December 21, 2012 — It’s hard to know what to eat, given all of the books highly critical of the way our food is produced, processed, and marketed.
Modern Meat (Vintage) by Orville Schell was one of the first books of this genre, detailing how feedlots cheated by defying a ban on DES (diethylstilbestrol) to boost weight gains of lean beef.
Michael Pollan has written several books, including The Omnivore’s Dilemma (Penguin), all highly critical of farming that includes the use of pesticides to fight weeds, insects, diseases, molds and mildews.
I have been an agricultural journalist for about 50 years and am rather alarmed by how misleading or one-sided many of these books can be.
A clearer view comes from Tomatoland by Barry Estabrook (Andrews McMeel Publishing). He tells how Florida became the unlikely place where most of North America’s fresh tomatoes are grown and marketed during the winter. The emphasis is on yield and supermarket eye appeal, which means that nutrition and taste have been sacrificed.
Also sacrificed has been the welfare of the people who toil in the tomato fields. Some have been poisoned by pesticides on farms that ignore warnings about safe use. Others are literally slaves, bought and sold by crew bosses who keep them desperately poor.

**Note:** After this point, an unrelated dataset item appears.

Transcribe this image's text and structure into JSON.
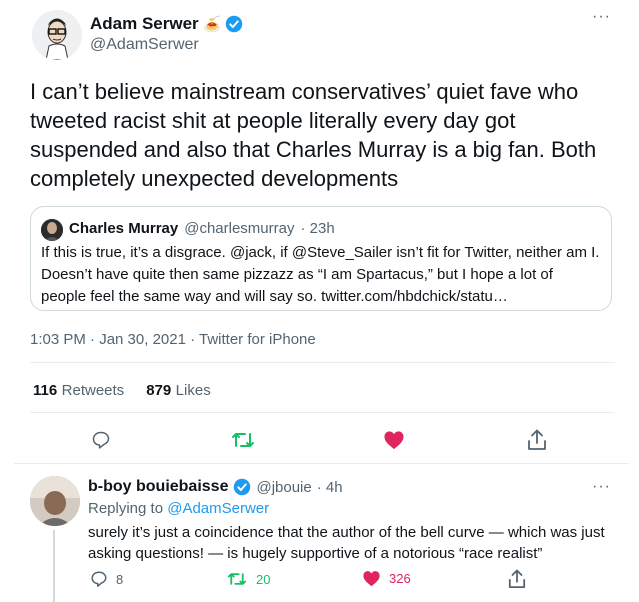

For a more reassuring read, I recommend Maurice Hladik’s recently-released Demystifying Food from Farm to Fork (iUniverse). It tells how North American farmers keep the public supplied with huge volumes of nutritious and affordable food and exposes the false reasoning behind many of the critic’s claims about modern agriculture.
As interest in how our food is produced and processed, writers have found an eager audience. Unfortunately, through a lack of knowledge or established biases, some are producing books that mislead readers.